McAfee's alarming call to arms was corroborated by the latest data security report from the Anti-Phishing Working Group (APWG) which claimed the proliferation of malware and online scams of every iteration has made the Internet as dangerous as it has ever been.
Tuesday's report found that politically motivated cyber attacks have increased in the United States, Russia, France, Israel and China.
The data and insights were collected from more than two dozen of the world's leading international relations experts including Dr. Jamie Saunders, a counselor at the British embassy in Washington D.C. and former White House security adviser Paul Kurtz.
McAfee began to warn of the global cyber arms race more than two years ago, but now were seeing increasing evidence that its become real, DeWalt said in a statement. Now several nations around the world are actively engaged in cyberwar-like preparations and attacks. Today, the weapons are not nuclear, but virtual, and everyone must adapt to these threats.
The report attempts to define cyber warfare, dissect examples of politically motivated attacks and reveal how the private sector will "get caught in the crossfire."

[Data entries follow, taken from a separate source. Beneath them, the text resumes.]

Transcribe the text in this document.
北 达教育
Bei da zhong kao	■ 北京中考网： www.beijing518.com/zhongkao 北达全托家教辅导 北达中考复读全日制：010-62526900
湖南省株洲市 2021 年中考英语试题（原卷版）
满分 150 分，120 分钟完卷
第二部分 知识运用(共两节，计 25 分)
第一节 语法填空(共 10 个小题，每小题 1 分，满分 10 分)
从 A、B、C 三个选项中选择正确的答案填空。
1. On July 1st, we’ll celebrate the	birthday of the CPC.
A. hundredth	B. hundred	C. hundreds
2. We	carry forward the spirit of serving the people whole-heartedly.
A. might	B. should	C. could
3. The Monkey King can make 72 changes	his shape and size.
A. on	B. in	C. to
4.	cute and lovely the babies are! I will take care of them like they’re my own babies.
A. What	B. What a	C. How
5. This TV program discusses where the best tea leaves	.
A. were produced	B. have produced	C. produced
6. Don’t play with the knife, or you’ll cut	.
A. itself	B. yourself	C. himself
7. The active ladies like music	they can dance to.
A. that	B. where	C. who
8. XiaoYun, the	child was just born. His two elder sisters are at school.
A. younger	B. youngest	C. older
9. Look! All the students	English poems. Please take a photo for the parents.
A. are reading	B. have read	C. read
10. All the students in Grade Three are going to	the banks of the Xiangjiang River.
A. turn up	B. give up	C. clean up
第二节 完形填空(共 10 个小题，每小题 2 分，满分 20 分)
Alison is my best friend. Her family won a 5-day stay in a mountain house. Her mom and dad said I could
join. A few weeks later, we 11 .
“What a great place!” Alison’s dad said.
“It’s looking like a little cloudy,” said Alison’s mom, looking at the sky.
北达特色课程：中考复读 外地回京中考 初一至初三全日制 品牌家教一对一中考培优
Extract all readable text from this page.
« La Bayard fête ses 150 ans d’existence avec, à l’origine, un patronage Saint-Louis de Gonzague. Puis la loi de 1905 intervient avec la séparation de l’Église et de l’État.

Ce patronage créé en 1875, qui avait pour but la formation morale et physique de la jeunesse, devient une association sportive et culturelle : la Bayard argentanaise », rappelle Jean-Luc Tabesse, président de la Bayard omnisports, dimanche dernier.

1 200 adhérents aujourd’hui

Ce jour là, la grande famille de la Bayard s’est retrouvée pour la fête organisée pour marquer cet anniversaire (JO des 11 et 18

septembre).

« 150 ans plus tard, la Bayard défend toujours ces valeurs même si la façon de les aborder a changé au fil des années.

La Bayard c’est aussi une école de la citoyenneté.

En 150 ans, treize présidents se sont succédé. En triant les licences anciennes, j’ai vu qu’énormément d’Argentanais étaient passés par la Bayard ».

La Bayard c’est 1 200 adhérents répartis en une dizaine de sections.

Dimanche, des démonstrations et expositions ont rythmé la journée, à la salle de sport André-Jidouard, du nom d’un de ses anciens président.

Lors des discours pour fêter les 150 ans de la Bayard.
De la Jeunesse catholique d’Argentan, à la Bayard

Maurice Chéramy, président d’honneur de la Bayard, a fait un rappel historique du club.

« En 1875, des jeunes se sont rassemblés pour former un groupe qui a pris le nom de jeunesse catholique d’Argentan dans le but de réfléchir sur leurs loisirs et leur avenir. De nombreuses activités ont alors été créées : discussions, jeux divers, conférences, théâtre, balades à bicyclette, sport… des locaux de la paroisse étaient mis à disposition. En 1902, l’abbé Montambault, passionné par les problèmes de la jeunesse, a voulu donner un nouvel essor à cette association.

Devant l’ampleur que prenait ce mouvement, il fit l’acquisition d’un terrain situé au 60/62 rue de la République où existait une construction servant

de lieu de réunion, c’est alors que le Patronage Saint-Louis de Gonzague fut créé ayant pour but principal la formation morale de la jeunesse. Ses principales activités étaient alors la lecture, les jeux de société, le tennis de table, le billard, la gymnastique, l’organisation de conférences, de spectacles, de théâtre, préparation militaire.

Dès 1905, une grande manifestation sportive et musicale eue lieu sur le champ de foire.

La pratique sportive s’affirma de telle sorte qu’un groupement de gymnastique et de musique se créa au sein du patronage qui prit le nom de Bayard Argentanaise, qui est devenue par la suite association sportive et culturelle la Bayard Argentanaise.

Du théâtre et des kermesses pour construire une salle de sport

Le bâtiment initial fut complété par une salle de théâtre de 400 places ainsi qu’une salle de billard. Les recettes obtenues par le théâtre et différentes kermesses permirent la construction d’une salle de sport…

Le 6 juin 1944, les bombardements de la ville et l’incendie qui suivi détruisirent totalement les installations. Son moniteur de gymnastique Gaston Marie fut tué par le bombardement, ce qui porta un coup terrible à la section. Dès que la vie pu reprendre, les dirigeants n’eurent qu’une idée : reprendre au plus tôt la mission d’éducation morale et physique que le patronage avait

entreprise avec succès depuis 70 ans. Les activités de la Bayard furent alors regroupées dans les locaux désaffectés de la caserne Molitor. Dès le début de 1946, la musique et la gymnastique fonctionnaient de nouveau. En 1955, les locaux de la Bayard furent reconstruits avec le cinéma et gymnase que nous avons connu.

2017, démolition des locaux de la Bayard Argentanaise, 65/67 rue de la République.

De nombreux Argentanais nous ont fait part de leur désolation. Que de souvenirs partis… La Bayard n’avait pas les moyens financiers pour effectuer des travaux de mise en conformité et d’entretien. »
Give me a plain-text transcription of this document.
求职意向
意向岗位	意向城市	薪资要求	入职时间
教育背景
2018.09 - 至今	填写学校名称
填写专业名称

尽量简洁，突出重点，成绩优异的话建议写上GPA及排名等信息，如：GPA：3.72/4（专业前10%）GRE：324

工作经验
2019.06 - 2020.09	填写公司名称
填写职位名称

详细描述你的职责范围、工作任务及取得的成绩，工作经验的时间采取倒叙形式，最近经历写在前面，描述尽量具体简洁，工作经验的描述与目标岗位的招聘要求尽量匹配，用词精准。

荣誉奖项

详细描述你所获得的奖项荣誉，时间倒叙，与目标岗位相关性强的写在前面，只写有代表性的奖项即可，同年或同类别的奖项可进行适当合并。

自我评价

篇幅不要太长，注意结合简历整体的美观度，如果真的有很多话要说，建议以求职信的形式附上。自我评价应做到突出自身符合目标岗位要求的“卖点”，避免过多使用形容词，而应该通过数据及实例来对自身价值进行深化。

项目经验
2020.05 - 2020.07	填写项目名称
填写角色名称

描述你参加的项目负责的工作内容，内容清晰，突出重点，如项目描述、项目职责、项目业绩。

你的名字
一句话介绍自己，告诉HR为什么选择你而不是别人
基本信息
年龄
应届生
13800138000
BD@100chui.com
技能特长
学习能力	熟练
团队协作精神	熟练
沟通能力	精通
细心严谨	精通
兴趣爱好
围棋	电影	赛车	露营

McAfee officials said one of the biggest challenges for businesses is disclosure. Many of the malicious cyber attacks and their perpetrators are classified by the government, making it difficult if not impossible for companies to safeguard their own networks and data from similar attacks.
Most alarming to government and business leaders are the aggressive attacks being made on on key infrastructure such as power grids, transportation, telecommunications and financial institutions.
"Without the appropriate protection combined with the current lack of preparedness, an attack on these infrastructures would be detrimental and will cause more destruction that any previous attack," the report's authors said.
Over the next 20 to 30 years, cyber attacks will increasingly become a component of war, William Crowell, a former Deputy Director of the U.S. National Security Agency, said in the report. What I cant foresee is whether networks will be so pervasive and unprotected that cyber war operations will stand alone.